Y hoy me lo monto, tal cual. Así que, como este año se cumplen ciento
diez del nacimiento de Francis Scott Fitzgerald, y ésa es una cifra tan
válida como otra cualquiera, he decidido celebrarlo por mi cuenta.
No tuvo el gancho mediático de Hemingway, su amigo y
rival, que lo envidiaba y se burlaba de él, y cuyas fanfarronadas
escuchaba Fitzgerald humilde y fiel. Ni tuvo la fama o la adulación de
críticos y lectores como Faulkner o Steinbeck. Pero poseyó una mirada
extraordinaria, lucidísima, que veía mucho más allá de la música del
jazz, los felices veinte, las flappers, la costa Azul, las
borracheras, el lujo y la disipación. Ganó dinero y lo gastó en
caprichos propios y de su mujer, Zelda, bella y notoria imbécil con la
que tuvo la desgracia de casarse. «Cuando estoy sobrio -escribió- no
puedo soportar a la gente, y cuando estoy borracho, es la gente la que
no me soporta a mí.» Se bebió hasta el agua de los floreros, y tras
encarnar el éxito a la americana, encarnó el fracaso y el suicidio
alcohólico a la irlandesa. «Toda vida -así empieza La grieta,
su libro póstumo de ensayos, notas y cartas- es un proceso de
demolición.» Hay una novela que no es suya y que, paradójicamente,
debería ser leída antes de enfrentarse a su obra: El desencantado.

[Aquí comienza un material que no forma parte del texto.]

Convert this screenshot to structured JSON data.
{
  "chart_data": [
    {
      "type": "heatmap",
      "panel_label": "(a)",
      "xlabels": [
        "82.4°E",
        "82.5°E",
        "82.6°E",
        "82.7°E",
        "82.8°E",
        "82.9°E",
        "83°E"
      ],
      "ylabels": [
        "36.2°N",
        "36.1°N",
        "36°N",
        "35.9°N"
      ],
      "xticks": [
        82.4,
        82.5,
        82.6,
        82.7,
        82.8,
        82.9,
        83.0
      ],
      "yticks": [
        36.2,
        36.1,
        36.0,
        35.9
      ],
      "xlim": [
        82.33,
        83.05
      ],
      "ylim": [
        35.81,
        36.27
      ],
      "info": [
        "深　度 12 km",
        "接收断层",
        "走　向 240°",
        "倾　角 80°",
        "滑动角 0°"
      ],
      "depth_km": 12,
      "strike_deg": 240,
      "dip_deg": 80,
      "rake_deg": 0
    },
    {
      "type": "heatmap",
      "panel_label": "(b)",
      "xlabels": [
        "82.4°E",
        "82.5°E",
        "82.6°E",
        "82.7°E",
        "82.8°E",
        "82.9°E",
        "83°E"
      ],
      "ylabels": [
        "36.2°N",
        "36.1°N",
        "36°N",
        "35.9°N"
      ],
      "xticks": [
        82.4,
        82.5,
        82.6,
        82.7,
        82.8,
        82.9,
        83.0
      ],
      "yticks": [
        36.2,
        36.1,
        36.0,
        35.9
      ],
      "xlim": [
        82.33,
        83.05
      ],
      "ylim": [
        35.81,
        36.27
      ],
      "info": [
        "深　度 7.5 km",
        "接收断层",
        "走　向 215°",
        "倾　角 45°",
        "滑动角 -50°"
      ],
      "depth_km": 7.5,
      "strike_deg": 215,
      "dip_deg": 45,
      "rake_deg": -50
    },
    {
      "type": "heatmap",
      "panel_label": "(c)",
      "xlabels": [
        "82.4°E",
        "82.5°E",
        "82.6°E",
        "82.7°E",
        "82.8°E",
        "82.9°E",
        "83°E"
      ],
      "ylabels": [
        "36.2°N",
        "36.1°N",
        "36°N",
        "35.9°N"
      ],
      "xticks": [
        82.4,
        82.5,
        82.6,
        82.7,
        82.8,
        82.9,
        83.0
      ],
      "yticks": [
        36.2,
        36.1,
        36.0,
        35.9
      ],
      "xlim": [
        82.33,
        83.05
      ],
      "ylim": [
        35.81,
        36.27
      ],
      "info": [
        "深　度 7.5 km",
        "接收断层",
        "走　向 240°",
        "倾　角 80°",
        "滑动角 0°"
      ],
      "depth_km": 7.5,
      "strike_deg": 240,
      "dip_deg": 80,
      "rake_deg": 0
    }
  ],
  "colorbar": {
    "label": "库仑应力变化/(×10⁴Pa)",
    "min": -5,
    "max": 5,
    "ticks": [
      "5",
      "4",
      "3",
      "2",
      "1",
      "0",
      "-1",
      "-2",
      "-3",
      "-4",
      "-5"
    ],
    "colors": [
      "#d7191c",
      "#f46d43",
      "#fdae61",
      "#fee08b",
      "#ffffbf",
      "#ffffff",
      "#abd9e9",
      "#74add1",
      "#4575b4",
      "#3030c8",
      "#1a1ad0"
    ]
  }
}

La escribió Budd Schulberg, que conoció a Fitzgerald en Hollywood e
inspiró en él su personaje Manley Hallyday; para quien valdría el
epitafio que Dorothy Parker dedicó al propio Fitzgerald cuando vio su
cadáver en la morgue, el día que su alcoholismo se resolvió en crisis
cardiaca: «Pobre hijo de puta».
Célebre a los veintitrés años, guapo como un
arcángel hasta su muerte a los cuarenta y tres, brillante como la
carrocería de un automóvil de lujo, elegante, inculto y superficial,
Scott Fitzgerald no creció nunca. Fue irresponsable en su juventud,
insoportable en su madurez, patético en su final, y corrió a la
catástrofe con los ojos abiertos y pisando el acelerador. Sin embargo,
fue el más profundamente poético de los escritores estadounidenses, y
el que mejor supo narrar la inmensa desolación, el vacío tras cada
símbolo de los grandes logros del sueño americano. Bajo su prosa a
veces inacabada, siempre extraordinaria, latía la desesperada lucidez
de quien nunca fue, pese a las apariencias, un hombre de mundo ni un
triunfador. Sin olvidar el rencor, por supuesto. Fitzgerald fue, y él
lo sabía perfectamente, un advenedizo de clase media fascinado por el
éxito, pero con las tripas revueltas por sonreír y adular a los ricos
que le proporcionaban cuanto él y Zelda -siempre esa maldita majara al
fondo- ambicionaban. Algunas páginas suyas, como el relato Un diamante grande como el Ritz, hierven de ese odio desesperado y violento. Y la mirada de Gatsby paseando entre sus invitados en El gran Gatsby, la de Stahr en la inacabada El último magnate, o la de Dick Diver contemplando el fracaso de su matrimonio y de su vida en Suave es la noche -mi favorita entre la obra scottfitzgeraldiana-, además de llevar al
lector a través de la más plena y absoluta literatura, lo asoman,
estremecido, al corazón sensible del hombre que, con una sonrisa
desesperada y un vaso de whisky en la mano, afrontó la certeza de su
levedad. Porque el talento inmenso de Scott Fitzgerald es que supo,
como nadie, contar el vacío de su propia vida. Novelar la nada.